Drain snatched the scroll from him and put it on the table, next to the game board. “Don’t you dare,” he growled. “Don’t even think about backing out now.” Then he hiccuped, and sat back in his chair, holding his head in his hands.
“All right,” Mordak said, “if that’s the way you feel, I guess I’ll just have to deal with the consequences and to hell with it. I’ll see to it you get your copy in the morning.”
Drain groaned, stood up and sat down again. “You’d better,” he whimpered. “And keep the bloody room still, can’t you? How’s a dwarf supposed to stand up if the stupid room keeps wobbling about?”
“It’ll stop in a minute,” Mordak replied. “It’s just minor seismic activity. Earthquake,” he translated.
“Oh, one of those. Fair enough.” Drain closed his eyes for a moment. “Good game, that. Where’d you get it?”
“It’s a human game originally, I think,” Mordak said. “I had my people tinker with it a bit, but basically—”
“Clever bastards, the humans,” Drain growled. “You know what? Once we’ve done the Elves, we ought to do the humans, too. I don’t trust clever bastards.”
Indeed. And there, Mordak
reflected, in a nutshell is the problem with this whole coalition. The dwarves are savages and their leader is an idiot. On the other hand, the legacy of centuries of free collective bargaining between the dwarf miners’ union and the mine owners was the best trained, equipped and experienced army in the whole of the known world. So the choice was; have these people as your enemies, or make them your friends and stab them in the back later. The humans had a word for it: politics.
“Splendid idea,” Mordak said, “I’ll make a note of it.”
“Good man.” The dwarf straightened his knees and rose slowly but surely to his feet. “Good man. And no hard feelings, eh?”
“No hard feelings.”
“That’s the spirit. Good game, too.” He staggered a few steps towards the door, swayed, stopped, looked back. “Here, Mordak.”
“Hmm?”
“You sure I won?”
“Would I lie to you about a thing like that?”
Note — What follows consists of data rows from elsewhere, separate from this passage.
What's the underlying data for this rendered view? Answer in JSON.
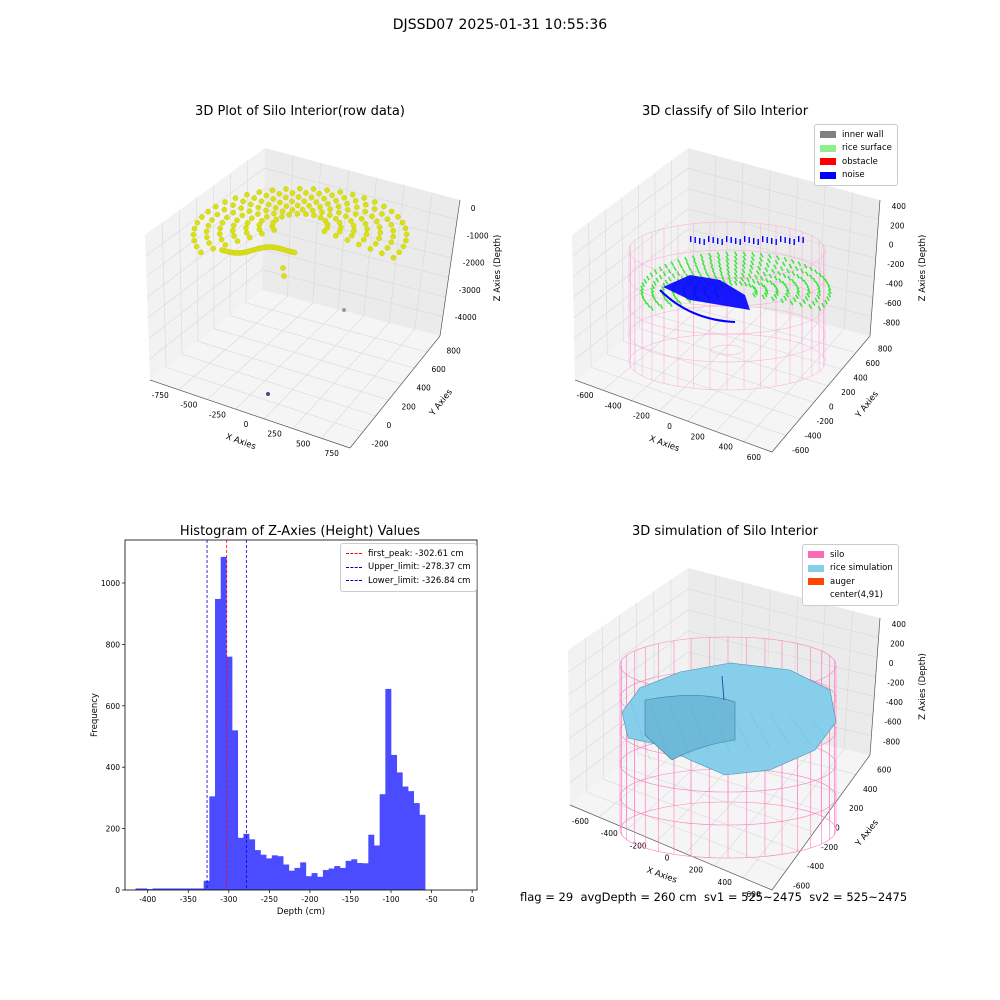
{
  "suptitle": "DJSSD07 2025-01-31 10:55:36",
  "footer": "flag = 29  avgDepth = 260 cm  sv1 = 525~2475  sv2 = 525~2475",
  "panels": [
    {
      "title": "3D Plot of Silo Interior(row data)",
      "xlabel": "X Axies",
      "ylabel": "Y Axies",
      "zlabel": "Z Axies (Depth)",
      "xticks": [
        "-750",
        "-500",
        "-250",
        "0",
        "250",
        "500",
        "750"
      ],
      "yticks": [
        "-200",
        "0",
        "200",
        "400",
        "600",
        "800"
      ],
      "zticks": [
        "0",
        "-1000",
        "-2000",
        "-3000",
        "-4000"
      ]
    },
    {
      "title": "3D classify of Silo Interior",
      "xlabel": "X Axies",
      "ylabel": "Y Axies",
      "zlabel": "Z Axies (Depth)",
      "xticks": [
        "-600",
        "-400",
        "-200",
        "0",
        "200",
        "400",
        "600"
      ],
      "yticks": [
        "-600",
        "-400",
        "-200",
        "0",
        "200",
        "400",
        "600",
        "800"
      ],
      "zticks": [
        "400",
        "200",
        "0",
        "-200",
        "-400",
        "-600",
        "-800"
      ],
      "legend": [
        {
          "label": "inner wall",
          "color": "#808080"
        },
        {
          "label": "rice surface",
          "color": "#90ee90"
        },
        {
          "label": "obstacle",
          "color": "#ff0000"
        },
        {
          "label": "noise",
          "color": "#0000ff"
        }
      ]
    },
    {
      "title": "3D simulation of Silo Interior",
      "xlabel": "X Axies",
      "ylabel": "Y Axies",
      "zlabel": "Z Axies (Depth)",
      "xticks": [
        "-600",
        "-400",
        "-200",
        "0",
        "200",
        "400",
        "600"
      ],
      "yticks": [
        "-600",
        "-400",
        "-200",
        "0",
        "200",
        "400",
        "600"
      ],
      "zticks": [
        "400",
        "200",
        "0",
        "-200",
        "-400",
        "-600",
        "-800"
      ],
      "legend": [
        {
          "label": "silo",
          "color": "#ff69b4"
        },
        {
          "label": "rice simulation",
          "color": "#87ceeb"
        },
        {
          "label": "auger",
          "color": "#ff4500"
        },
        {
          "label": "center(4,91)",
          "color": "#ffffff"
        }
      ]
    }
  ],
  "histogram": {
    "title": "Histogram of Z-Axies (Height) Values",
    "xlabel": "Depth (cm)",
    "ylabel": "Frequency"
  },
  "chart_data": {
    "type": "bar",
    "title": "Histogram of Z-Axies (Height) Values",
    "xlabel": "Depth (cm)",
    "ylabel": "Frequency",
    "xlim": [
      -428,
      6
    ],
    "ylim": [
      0,
      1140
    ],
    "xticks": [
      -400,
      -350,
      -300,
      -250,
      -200,
      -150,
      -100,
      -50,
      0
    ],
    "yticks": [
      0,
      200,
      400,
      600,
      800,
      1000
    ],
    "bar_color": "#4b4bff",
    "bins": [
      {
        "x0": -415,
        "x1": -408,
        "value": 5
      },
      {
        "x0": -408,
        "x1": -401,
        "value": 5
      },
      {
        "x0": -401,
        "x1": -394,
        "value": 3
      },
      {
        "x0": -394,
        "x1": -387,
        "value": 5
      },
      {
        "x0": -387,
        "x1": -380,
        "value": 5
      },
      {
        "x0": -380,
        "x1": -373,
        "value": 5
      },
      {
        "x0": -373,
        "x1": -366,
        "value": 5
      },
      {
        "x0": -366,
        "x1": -359,
        "value": 5
      },
      {
        "x0": -359,
        "x1": -352,
        "value": 5
      },
      {
        "x0": -352,
        "x1": -345,
        "value": 5
      },
      {
        "x0": -345,
        "x1": -338,
        "value": 5
      },
      {
        "x0": -338,
        "x1": -331,
        "value": 5
      },
      {
        "x0": -331,
        "x1": -324,
        "value": 30
      },
      {
        "x0": -324,
        "x1": -317,
        "value": 305
      },
      {
        "x0": -317,
        "x1": -310,
        "value": 948
      },
      {
        "x0": -310,
        "x1": -303,
        "value": 1085
      },
      {
        "x0": -303,
        "x1": -296,
        "value": 760
      },
      {
        "x0": -296,
        "x1": -289,
        "value": 520
      },
      {
        "x0": -289,
        "x1": -282,
        "value": 170
      },
      {
        "x0": -282,
        "x1": -275,
        "value": 183
      },
      {
        "x0": -275,
        "x1": -268,
        "value": 165
      },
      {
        "x0": -268,
        "x1": -261,
        "value": 130
      },
      {
        "x0": -261,
        "x1": -254,
        "value": 115
      },
      {
        "x0": -254,
        "x1": -247,
        "value": 103
      },
      {
        "x0": -247,
        "x1": -240,
        "value": 113
      },
      {
        "x0": -240,
        "x1": -233,
        "value": 110
      },
      {
        "x0": -233,
        "x1": -226,
        "value": 83
      },
      {
        "x0": -226,
        "x1": -219,
        "value": 63
      },
      {
        "x0": -219,
        "x1": -212,
        "value": 72
      },
      {
        "x0": -212,
        "x1": -205,
        "value": 90
      },
      {
        "x0": -205,
        "x1": -198,
        "value": 45
      },
      {
        "x0": -198,
        "x1": -191,
        "value": 55
      },
      {
        "x0": -191,
        "x1": -184,
        "value": 43
      },
      {
        "x0": -184,
        "x1": -177,
        "value": 65
      },
      {
        "x0": -177,
        "x1": -170,
        "value": 70
      },
      {
        "x0": -170,
        "x1": -163,
        "value": 78
      },
      {
        "x0": -163,
        "x1": -156,
        "value": 72
      },
      {
        "x0": -156,
        "x1": -149,
        "value": 95
      },
      {
        "x0": -149,
        "x1": -142,
        "value": 100
      },
      {
        "x0": -142,
        "x1": -135,
        "value": 88
      },
      {
        "x0": -135,
        "x1": -128,
        "value": 87
      },
      {
        "x0": -128,
        "x1": -121,
        "value": 180
      },
      {
        "x0": -121,
        "x1": -114,
        "value": 145
      },
      {
        "x0": -114,
        "x1": -107,
        "value": 312
      },
      {
        "x0": -107,
        "x1": -100,
        "value": 655
      },
      {
        "x0": -100,
        "x1": -93,
        "value": 440
      },
      {
        "x0": -93,
        "x1": -86,
        "value": 383
      },
      {
        "x0": -86,
        "x1": -79,
        "value": 337
      },
      {
        "x0": -79,
        "x1": -72,
        "value": 322
      },
      {
        "x0": -72,
        "x1": -65,
        "value": 283
      },
      {
        "x0": -65,
        "x1": -58,
        "value": 245
      }
    ],
    "vlines": [
      {
        "x": -302.61,
        "color": "#ff0000",
        "label": "first_peak: -302.61 cm"
      },
      {
        "x": -278.37,
        "color": "#0000cc",
        "label": "Upper_limit: -278.37 cm"
      },
      {
        "x": -326.84,
        "color": "#0000cc",
        "label": "Lower_limit: -326.84 cm"
      }
    ],
    "legend_position": "upper right"
  }
}
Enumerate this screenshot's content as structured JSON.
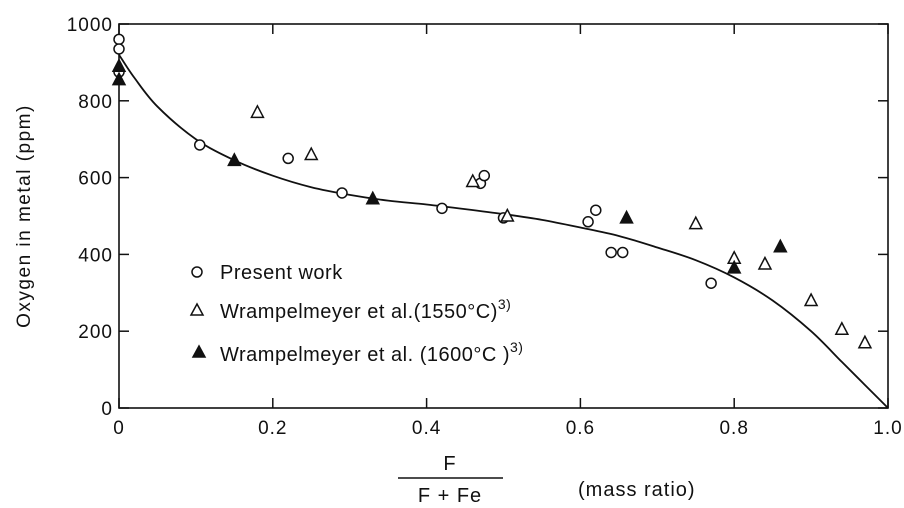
{
  "chart_data": {
    "type": "scatter",
    "title": "",
    "ylabel": "Oxygen in metal (ppm)",
    "xlabel_numerator": "F",
    "xlabel_denominator": "F + Fe",
    "xlabel_unit": "(mass ratio)",
    "xlim": [
      0,
      1.0
    ],
    "ylim": [
      0,
      1000
    ],
    "x_ticks": [
      0,
      0.2,
      0.4,
      0.6,
      0.8,
      1.0
    ],
    "x_tick_labels": [
      "0",
      "0.2",
      "0.4",
      "0.6",
      "0.8",
      "1.0"
    ],
    "y_ticks": [
      0,
      200,
      400,
      600,
      800,
      1000
    ],
    "y_tick_labels": [
      "0",
      "200",
      "400",
      "600",
      "800",
      "1000"
    ],
    "grid": false,
    "legend_position": "lower-left",
    "series": [
      {
        "name": "Present work",
        "marker": "open-circle",
        "x": [
          0,
          0,
          0,
          0.105,
          0.22,
          0.29,
          0.42,
          0.47,
          0.475,
          0.5,
          0.61,
          0.62,
          0.64,
          0.655,
          0.77
        ],
        "y": [
          960,
          935,
          875,
          685,
          650,
          560,
          520,
          585,
          605,
          495,
          485,
          515,
          405,
          405,
          325
        ]
      },
      {
        "name": "Wrampelmeyer et al.(1550°C)",
        "name_superscript": "3)",
        "marker": "open-triangle",
        "x": [
          0.18,
          0.25,
          0.46,
          0.505,
          0.75,
          0.8,
          0.84,
          0.9,
          0.94,
          0.97
        ],
        "y": [
          770,
          660,
          590,
          500,
          480,
          390,
          375,
          280,
          205,
          170
        ]
      },
      {
        "name": "Wrampelmeyer et al. (1600°C )",
        "name_superscript": "3)",
        "marker": "filled-triangle",
        "x": [
          0,
          0,
          0.15,
          0.33,
          0.66,
          0.8,
          0.86
        ],
        "y": [
          890,
          855,
          645,
          545,
          495,
          365,
          420
        ]
      }
    ],
    "fit_curve": {
      "x": [
        0,
        0.02,
        0.05,
        0.1,
        0.15,
        0.2,
        0.25,
        0.3,
        0.35,
        0.4,
        0.45,
        0.5,
        0.55,
        0.6,
        0.65,
        0.7,
        0.75,
        0.8,
        0.85,
        0.9,
        0.94,
        0.97,
        1.0
      ],
      "y": [
        920,
        860,
        785,
        700,
        645,
        605,
        575,
        555,
        540,
        530,
        518,
        505,
        490,
        470,
        448,
        418,
        385,
        340,
        280,
        200,
        120,
        60,
        0
      ]
    }
  }
}
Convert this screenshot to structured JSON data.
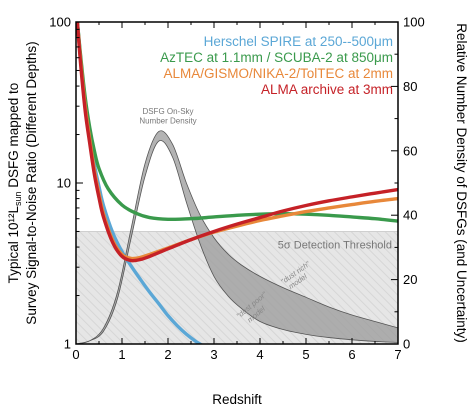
{
  "chart_data": {
    "type": "line",
    "xlabel": "Redshift",
    "ylabel_line1": "Typical 10¹²L",
    "ylabel_sub": "sun",
    "ylabel_line1_tail": " DSFG mapped to",
    "ylabel_line2": "Survey Signal-to-Noise Ratio (Different Depths)",
    "ylabel_right": "Relative Number Density of DSFGs (and Uncertainty)",
    "xlim": [
      0,
      7
    ],
    "ylim_left": [
      1,
      100
    ],
    "yscale_left": "log",
    "ylim_right": [
      0,
      100
    ],
    "x_ticks": [
      "0",
      "1",
      "2",
      "3",
      "4",
      "5",
      "6",
      "7"
    ],
    "y_ticks_left": [
      "1",
      "10",
      "100"
    ],
    "y_ticks_right": [
      "0",
      "20",
      "40",
      "60",
      "80",
      "100"
    ],
    "threshold": {
      "value": 5,
      "label": "5σ Detection Threshold"
    },
    "annotations": {
      "density_line1": "DSFG On-Sky",
      "density_line2": "Number Density",
      "dust_rich": "\"dust rich\"",
      "dust_poor": "\"dust poor\"",
      "model": "model"
    },
    "series": [
      {
        "name": "Herschel SPIRE at 250--500μm",
        "color": "#5ba7d6",
        "x": [
          0.03,
          0.1,
          0.2,
          0.3,
          0.4,
          0.5,
          0.6,
          0.8,
          1.0,
          1.2,
          1.4,
          1.6,
          1.8,
          2.0,
          2.2,
          2.4,
          2.6,
          2.75
        ],
        "y": [
          100,
          60,
          32,
          19.5,
          13,
          9.5,
          7.2,
          4.9,
          3.75,
          3.05,
          2.52,
          2.1,
          1.78,
          1.5,
          1.3,
          1.15,
          1.04,
          0.98
        ]
      },
      {
        "name": "AzTEC at 1.1mm / SCUBA-2 at 850μm",
        "color": "#3a9a4c",
        "x": [
          0.03,
          0.1,
          0.2,
          0.3,
          0.4,
          0.5,
          0.7,
          1.0,
          1.3,
          1.6,
          2.0,
          2.5,
          3.0,
          3.5,
          4.0,
          4.5,
          5.0,
          5.5,
          6.0,
          6.5,
          7.0
        ],
        "y": [
          100,
          62,
          34,
          22,
          15.8,
          12.3,
          9.2,
          7.3,
          6.5,
          6.1,
          5.95,
          6.0,
          6.15,
          6.3,
          6.4,
          6.45,
          6.4,
          6.3,
          6.15,
          6.0,
          5.8
        ]
      },
      {
        "name": "ALMA/GISMO/NIKA-2/TolTEC at 2mm",
        "color": "#e8883a",
        "x": [
          0.03,
          0.1,
          0.2,
          0.3,
          0.4,
          0.5,
          0.6,
          0.8,
          1.0,
          1.2,
          1.4,
          1.6,
          2.0,
          2.5,
          3.0,
          3.5,
          4.0,
          4.5,
          5.0,
          5.5,
          6.0,
          6.5,
          7.0
        ],
        "y": [
          100,
          58,
          30,
          18.5,
          12,
          8.6,
          6.4,
          4.4,
          3.6,
          3.4,
          3.45,
          3.6,
          3.95,
          4.45,
          4.95,
          5.4,
          5.85,
          6.25,
          6.65,
          7.0,
          7.35,
          7.7,
          8.0
        ]
      },
      {
        "name": "ALMA archive at 3mm",
        "color": "#c52127",
        "x": [
          0.03,
          0.1,
          0.2,
          0.3,
          0.4,
          0.5,
          0.6,
          0.8,
          1.0,
          1.2,
          1.4,
          1.6,
          2.0,
          2.5,
          3.0,
          3.5,
          4.0,
          4.5,
          5.0,
          5.5,
          6.0,
          6.5,
          7.0
        ],
        "y": [
          100,
          55,
          28,
          17.5,
          11.3,
          8.1,
          6.1,
          4.25,
          3.5,
          3.3,
          3.35,
          3.5,
          3.9,
          4.45,
          5.0,
          5.55,
          6.1,
          6.7,
          7.25,
          7.75,
          8.2,
          8.65,
          9.1
        ]
      }
    ],
    "density_band": {
      "color": "#888888",
      "x": [
        0.0,
        0.3,
        0.6,
        0.9,
        1.2,
        1.5,
        1.8,
        2.1,
        2.4,
        2.7,
        3.0,
        3.3,
        3.6,
        4.0,
        4.5,
        5.0,
        5.5,
        6.0,
        6.5,
        7.0
      ],
      "upper": [
        0,
        1,
        5,
        16,
        36,
        56,
        66,
        62,
        50,
        40,
        33,
        28,
        24.5,
        21,
        17.5,
        14.5,
        11.5,
        9,
        7,
        5
      ],
      "lower": [
        0,
        1,
        4,
        14,
        33,
        52,
        63,
        58,
        44,
        31,
        21,
        15,
        11,
        7,
        4.5,
        3,
        2,
        1.3,
        0.8,
        0.5
      ]
    }
  }
}
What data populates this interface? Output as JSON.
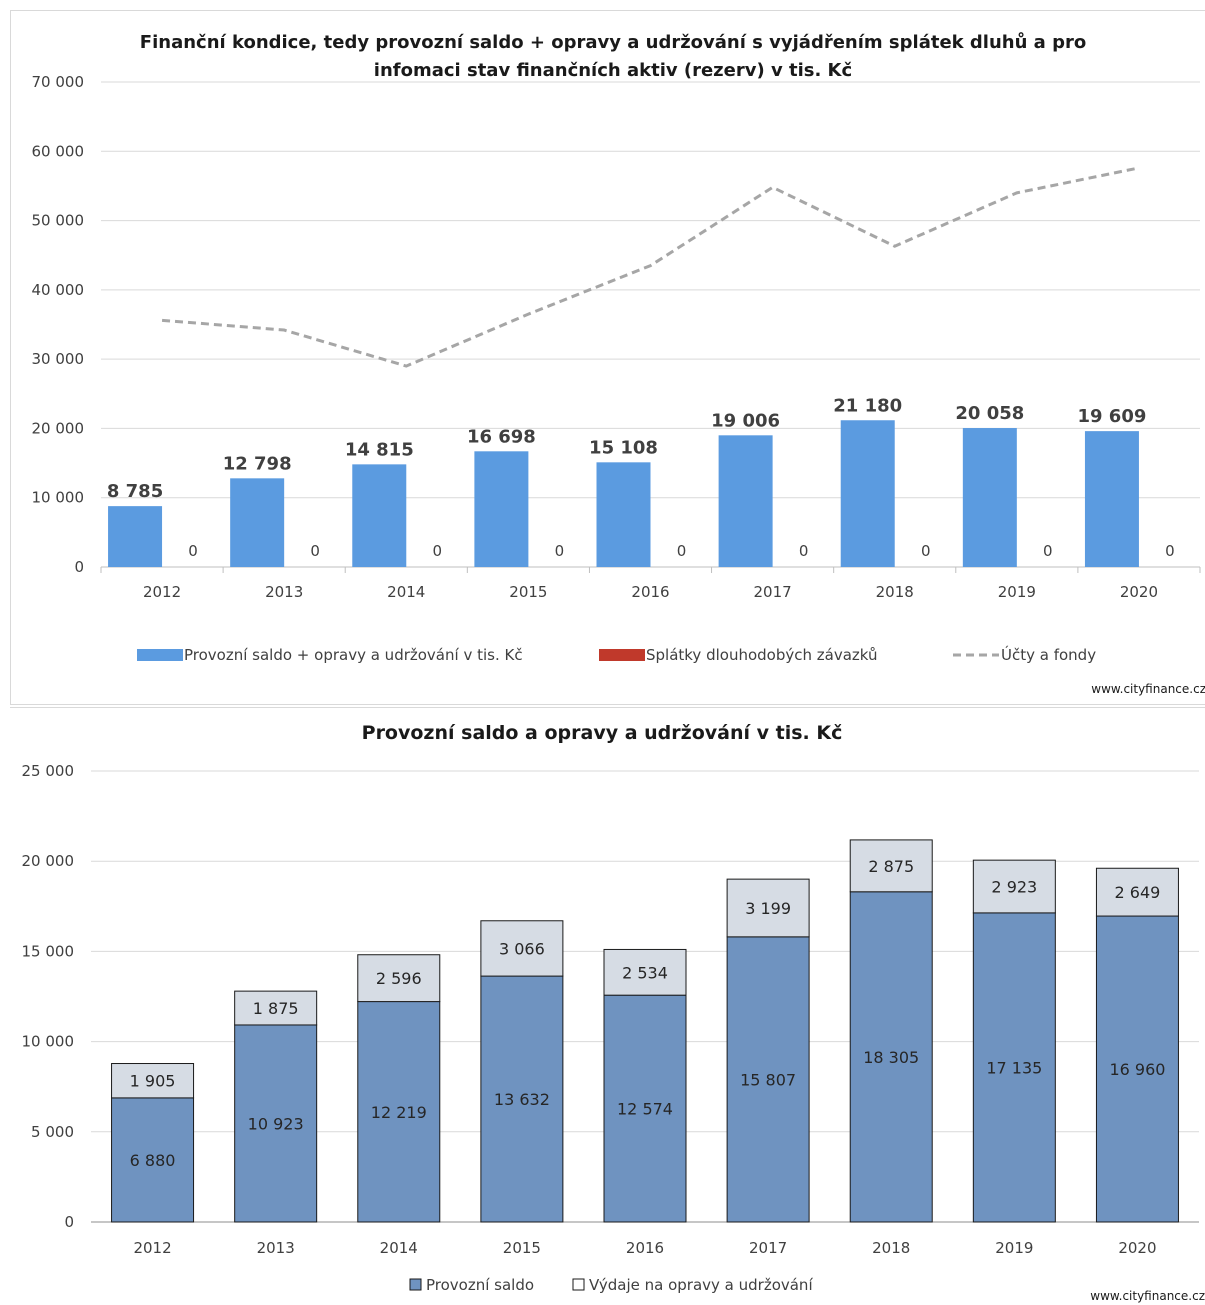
{
  "chart_data": [
    {
      "type": "bar",
      "title_lines": [
        "Finanční kondice, tedy provozní saldo + opravy a udržování s vyjádřením splátek dluhů a pro",
        "infomaci stav finančních aktiv (rezerv) v tis. Kč"
      ],
      "categories": [
        "2012",
        "2013",
        "2014",
        "2015",
        "2016",
        "2017",
        "2018",
        "2019",
        "2020"
      ],
      "y_ticks": [
        "0",
        "10 000",
        "20 000",
        "30 000",
        "40 000",
        "50 000",
        "60 000",
        "70 000"
      ],
      "ylim": [
        0,
        70000
      ],
      "grid": true,
      "legend_position": "bottom",
      "series": [
        {
          "name": "Provozní saldo + opravy a udržování v tis. Kč",
          "kind": "bar",
          "color": "#5b9be0",
          "values": [
            8785,
            12798,
            14815,
            16698,
            15108,
            19006,
            21180,
            20058,
            19609
          ],
          "labels": [
            "8 785",
            "12 798",
            "14 815",
            "16 698",
            "15 108",
            "19 006",
            "21 180",
            "20 058",
            "19 609"
          ]
        },
        {
          "name": "Splátky dlouhodobých závazků",
          "kind": "bar",
          "color": "#c0392b",
          "values": [
            0,
            0,
            0,
            0,
            0,
            0,
            0,
            0,
            0
          ],
          "labels": [
            "0",
            "0",
            "0",
            "0",
            "0",
            "0",
            "0",
            "0",
            "0"
          ]
        },
        {
          "name": "Účty a fondy",
          "kind": "line-dashed",
          "color": "#a6a6a6",
          "values": [
            35600,
            34200,
            29000,
            36500,
            43500,
            54800,
            46300,
            54000,
            57600
          ]
        }
      ],
      "watermark": "www.cityfinance.cz"
    },
    {
      "type": "bar",
      "stacked": true,
      "title": "Provozní saldo a opravy a udržování v tis. Kč",
      "categories": [
        "2012",
        "2013",
        "2014",
        "2015",
        "2016",
        "2017",
        "2018",
        "2019",
        "2020"
      ],
      "y_ticks": [
        "0",
        "5 000",
        "10 000",
        "15 000",
        "20 000",
        "25 000"
      ],
      "ylim": [
        0,
        25000
      ],
      "grid": true,
      "legend_position": "bottom",
      "series": [
        {
          "name": "Provozní saldo",
          "color": "#6f93c0",
          "values": [
            6880,
            10923,
            12219,
            13632,
            12574,
            15807,
            18305,
            17135,
            16960
          ],
          "labels": [
            "6 880",
            "10 923",
            "12 219",
            "13 632",
            "12 574",
            "15 807",
            "18 305",
            "17 135",
            "16 960"
          ]
        },
        {
          "name": "Výdaje na opravy a udržování",
          "color": "#d6dce4",
          "values": [
            1905,
            1875,
            2596,
            3066,
            2534,
            3199,
            2875,
            2923,
            2649
          ],
          "labels": [
            "1 905",
            "1 875",
            "2 596",
            "3 066",
            "2 534",
            "3 199",
            "2 875",
            "2 923",
            "2 649"
          ]
        }
      ],
      "watermark": "www.cityfinance.cz"
    }
  ]
}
When he’d finally gone, Mordak unrolled the treaty scroll on the table, smoothed it out and read it from beginning to end. He winced five times, and closed his eyes twice. How can it be, he asked himself, that you can have something that nobody wants, that makes everybody on both sides very angry, but which is quite obviously the right thing to do? The world can’t possibly work like that, can it?
His left hand was itching like mad; he rubbed it, but it didn’t seem to help. There was a small red swelling in the web of skin at the base of the sixth and seventh claw. He knew what that was all about; another one about to come through. No big deal, except that goblins tend to get their blood claws in early adolescence, and Mordak was a hundred and six. Still, late claw development was by no means unheard of. He put some sulphur-paste-and-mercury cream on it to take the swelling down, and forgot about it.